If in the early hours before waking, one rouses into sharper awareness and pays close attention to the dream with a sense of curiosity, this state of mind slowly leads to being able to consciously direct the dream.
As child, I had hundreds of flying dreams. They started in different ways: sometimes floating up through the ceiling and becoming an ethereal form that could "sail" the winds, or sometimes starting at a picnic with elves and fairies above a waterfall and jumping up to fly as birds do. But the most frequent form was to climb to the top of a high cliff, mountain or building and jump off to spread my wings and soar on the thermals. Always, I would fly south along the coastal cliffs and beaches, viewing them from the air, and then turn inland around the nearest village to observe the houses and the people, and then fly-sail home.
As an adult living in inner city warehouses, in my dreams, I became a pigeon and jumped off sky-scrapers to go looking for my mother. I was looking not for my real-life mother but the mother I had always craved, one who knew how to love. I learned to control these dreams by taking different directions in every flight. When I finally found the loving mother, she was an instinctive being inside me, and the flying dreams stopped.
My subconscious intuition had somehow taught me that the key was to mother myself.
This post was edited by Benedict Arnold at June 22, 2018 5:53 PM MDT
I can fly in a lot of my dreams, I'm just not very good at it, especially when I'm in a panic. I can't remember being able to recognize it's a dream though.

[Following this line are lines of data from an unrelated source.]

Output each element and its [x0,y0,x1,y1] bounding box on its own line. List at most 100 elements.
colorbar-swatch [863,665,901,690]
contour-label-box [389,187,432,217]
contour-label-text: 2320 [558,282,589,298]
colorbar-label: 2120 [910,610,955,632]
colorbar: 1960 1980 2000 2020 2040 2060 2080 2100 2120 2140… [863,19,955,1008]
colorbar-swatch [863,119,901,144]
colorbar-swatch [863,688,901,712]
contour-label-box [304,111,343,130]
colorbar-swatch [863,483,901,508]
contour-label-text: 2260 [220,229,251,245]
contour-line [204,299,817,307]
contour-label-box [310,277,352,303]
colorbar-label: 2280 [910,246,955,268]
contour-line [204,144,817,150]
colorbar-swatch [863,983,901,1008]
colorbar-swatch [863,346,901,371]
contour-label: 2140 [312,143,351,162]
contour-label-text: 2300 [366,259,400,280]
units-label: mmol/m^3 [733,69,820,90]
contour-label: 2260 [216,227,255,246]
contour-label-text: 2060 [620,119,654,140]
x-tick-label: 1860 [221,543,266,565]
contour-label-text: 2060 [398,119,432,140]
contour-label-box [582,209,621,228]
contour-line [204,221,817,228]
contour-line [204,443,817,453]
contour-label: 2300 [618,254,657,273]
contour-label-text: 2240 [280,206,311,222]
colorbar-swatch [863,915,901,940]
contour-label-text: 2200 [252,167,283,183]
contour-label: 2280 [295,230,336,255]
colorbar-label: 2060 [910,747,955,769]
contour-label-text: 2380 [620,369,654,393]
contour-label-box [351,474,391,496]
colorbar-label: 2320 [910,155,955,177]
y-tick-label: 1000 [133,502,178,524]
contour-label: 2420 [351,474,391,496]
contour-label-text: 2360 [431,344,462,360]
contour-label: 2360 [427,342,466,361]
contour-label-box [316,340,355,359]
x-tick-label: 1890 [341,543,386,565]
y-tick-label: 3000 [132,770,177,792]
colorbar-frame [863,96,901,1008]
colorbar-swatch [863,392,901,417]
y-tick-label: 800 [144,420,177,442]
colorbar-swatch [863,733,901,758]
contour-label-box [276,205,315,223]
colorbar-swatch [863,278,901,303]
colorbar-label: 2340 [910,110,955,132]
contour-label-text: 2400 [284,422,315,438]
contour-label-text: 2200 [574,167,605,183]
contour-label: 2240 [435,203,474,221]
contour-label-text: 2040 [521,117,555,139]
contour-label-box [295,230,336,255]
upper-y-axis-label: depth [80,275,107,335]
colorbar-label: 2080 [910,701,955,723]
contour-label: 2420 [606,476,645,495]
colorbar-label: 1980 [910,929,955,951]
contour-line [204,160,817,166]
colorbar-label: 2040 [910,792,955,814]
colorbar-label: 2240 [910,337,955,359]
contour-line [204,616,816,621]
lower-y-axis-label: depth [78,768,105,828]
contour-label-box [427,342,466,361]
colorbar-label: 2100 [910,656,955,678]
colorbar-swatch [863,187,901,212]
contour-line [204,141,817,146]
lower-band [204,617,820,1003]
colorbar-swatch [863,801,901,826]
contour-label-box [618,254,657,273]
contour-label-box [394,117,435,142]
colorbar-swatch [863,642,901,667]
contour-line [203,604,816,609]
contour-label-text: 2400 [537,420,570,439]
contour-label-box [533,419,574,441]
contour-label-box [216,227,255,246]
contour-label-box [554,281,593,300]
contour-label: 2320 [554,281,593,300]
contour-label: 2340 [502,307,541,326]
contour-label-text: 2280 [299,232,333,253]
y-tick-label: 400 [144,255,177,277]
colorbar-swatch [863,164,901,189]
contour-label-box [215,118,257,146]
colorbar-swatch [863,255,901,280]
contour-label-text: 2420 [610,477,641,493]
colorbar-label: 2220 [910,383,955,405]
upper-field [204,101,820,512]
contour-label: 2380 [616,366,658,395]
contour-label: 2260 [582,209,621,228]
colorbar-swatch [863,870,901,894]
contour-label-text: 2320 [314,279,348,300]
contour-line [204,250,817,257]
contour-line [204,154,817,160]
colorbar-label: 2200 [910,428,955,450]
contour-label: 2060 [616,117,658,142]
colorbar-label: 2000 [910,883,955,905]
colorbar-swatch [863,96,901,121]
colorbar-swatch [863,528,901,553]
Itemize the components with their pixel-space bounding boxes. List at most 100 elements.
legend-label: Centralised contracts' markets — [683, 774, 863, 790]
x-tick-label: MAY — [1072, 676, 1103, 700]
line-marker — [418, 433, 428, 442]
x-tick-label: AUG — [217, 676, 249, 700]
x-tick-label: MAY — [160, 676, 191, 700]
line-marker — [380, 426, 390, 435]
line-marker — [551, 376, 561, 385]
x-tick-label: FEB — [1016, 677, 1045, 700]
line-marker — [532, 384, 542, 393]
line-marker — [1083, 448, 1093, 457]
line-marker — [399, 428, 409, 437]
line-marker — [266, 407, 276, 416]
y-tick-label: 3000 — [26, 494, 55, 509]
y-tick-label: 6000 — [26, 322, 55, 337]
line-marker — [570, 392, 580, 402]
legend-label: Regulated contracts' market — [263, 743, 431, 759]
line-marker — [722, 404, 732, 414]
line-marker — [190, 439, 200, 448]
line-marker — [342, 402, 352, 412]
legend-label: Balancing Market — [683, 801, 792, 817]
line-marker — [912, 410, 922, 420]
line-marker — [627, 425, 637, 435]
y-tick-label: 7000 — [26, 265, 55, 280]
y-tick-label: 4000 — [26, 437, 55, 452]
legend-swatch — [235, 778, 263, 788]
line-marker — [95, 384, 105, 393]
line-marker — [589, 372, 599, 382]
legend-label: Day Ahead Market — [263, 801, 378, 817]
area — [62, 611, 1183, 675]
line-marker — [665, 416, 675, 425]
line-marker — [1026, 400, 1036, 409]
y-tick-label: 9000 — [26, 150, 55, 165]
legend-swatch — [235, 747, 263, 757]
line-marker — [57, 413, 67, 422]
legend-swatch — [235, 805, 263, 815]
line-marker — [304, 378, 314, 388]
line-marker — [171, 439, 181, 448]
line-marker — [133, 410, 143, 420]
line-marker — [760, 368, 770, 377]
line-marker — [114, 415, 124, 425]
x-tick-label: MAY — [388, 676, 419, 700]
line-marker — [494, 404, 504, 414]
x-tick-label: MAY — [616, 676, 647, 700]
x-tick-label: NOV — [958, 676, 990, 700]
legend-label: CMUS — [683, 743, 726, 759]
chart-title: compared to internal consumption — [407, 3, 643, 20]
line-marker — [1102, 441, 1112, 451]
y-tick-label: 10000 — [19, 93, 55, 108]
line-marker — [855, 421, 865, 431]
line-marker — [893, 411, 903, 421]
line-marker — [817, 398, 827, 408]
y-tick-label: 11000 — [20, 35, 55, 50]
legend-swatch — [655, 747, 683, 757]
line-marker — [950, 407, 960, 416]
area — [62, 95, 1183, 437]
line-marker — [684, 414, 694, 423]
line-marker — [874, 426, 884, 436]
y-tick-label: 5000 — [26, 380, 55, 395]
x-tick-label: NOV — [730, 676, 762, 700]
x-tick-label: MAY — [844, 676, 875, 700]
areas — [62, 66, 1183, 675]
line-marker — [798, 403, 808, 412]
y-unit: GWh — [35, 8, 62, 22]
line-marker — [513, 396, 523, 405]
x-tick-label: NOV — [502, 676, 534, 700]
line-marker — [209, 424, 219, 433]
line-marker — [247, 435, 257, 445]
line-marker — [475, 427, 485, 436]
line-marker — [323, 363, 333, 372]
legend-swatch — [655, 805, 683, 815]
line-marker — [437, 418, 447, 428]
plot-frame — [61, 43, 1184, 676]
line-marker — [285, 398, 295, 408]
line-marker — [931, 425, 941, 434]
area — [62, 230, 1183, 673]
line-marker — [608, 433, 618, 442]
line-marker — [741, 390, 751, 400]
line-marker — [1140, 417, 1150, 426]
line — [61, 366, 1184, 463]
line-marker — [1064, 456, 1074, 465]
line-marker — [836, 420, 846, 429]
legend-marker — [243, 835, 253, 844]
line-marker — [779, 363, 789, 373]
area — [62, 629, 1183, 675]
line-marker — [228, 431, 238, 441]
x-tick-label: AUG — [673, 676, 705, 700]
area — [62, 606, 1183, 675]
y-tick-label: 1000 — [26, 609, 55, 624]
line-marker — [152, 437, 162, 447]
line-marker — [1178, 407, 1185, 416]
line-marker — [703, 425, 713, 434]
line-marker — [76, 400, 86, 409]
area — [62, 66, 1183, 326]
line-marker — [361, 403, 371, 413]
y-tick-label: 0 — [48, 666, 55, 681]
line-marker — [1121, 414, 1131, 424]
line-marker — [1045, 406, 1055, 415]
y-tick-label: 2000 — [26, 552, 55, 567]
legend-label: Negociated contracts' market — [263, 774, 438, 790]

Next time your dreaming, especially when your flying in your dream, ask yourself, can I do anything I want to right now? If you can, than your having an outer body projection, not merely a dream. Once you lose control of the ability to manipulate your dream, you are no longer astro projecting, just merely dreaming.
I have never had control of what happens in my dreams but once I realized I was dreaming and that whatever I did would have no consequenses in the waking world. I immediately tried to make out with the girl sitting next to me in the back seat of the car we were in. Unfortunately, she reacted just as the same person would have reacted in real life. She pushed me away and yelled, "What are you doing?" over and over. Oh well, it was worth a try. Still, I woke up and there were no consequenses.
A dream is when you tell yourself a story while you sleep. It is possible to judge the story, back it up, and rewrite it. Shortly after I found myself rewriting my dreams on the fly (so to speak), I found that my dreams became a lot more fun. And a while after that, I stopped remembering dreams. For many years now, my sleep has been totally dreamless.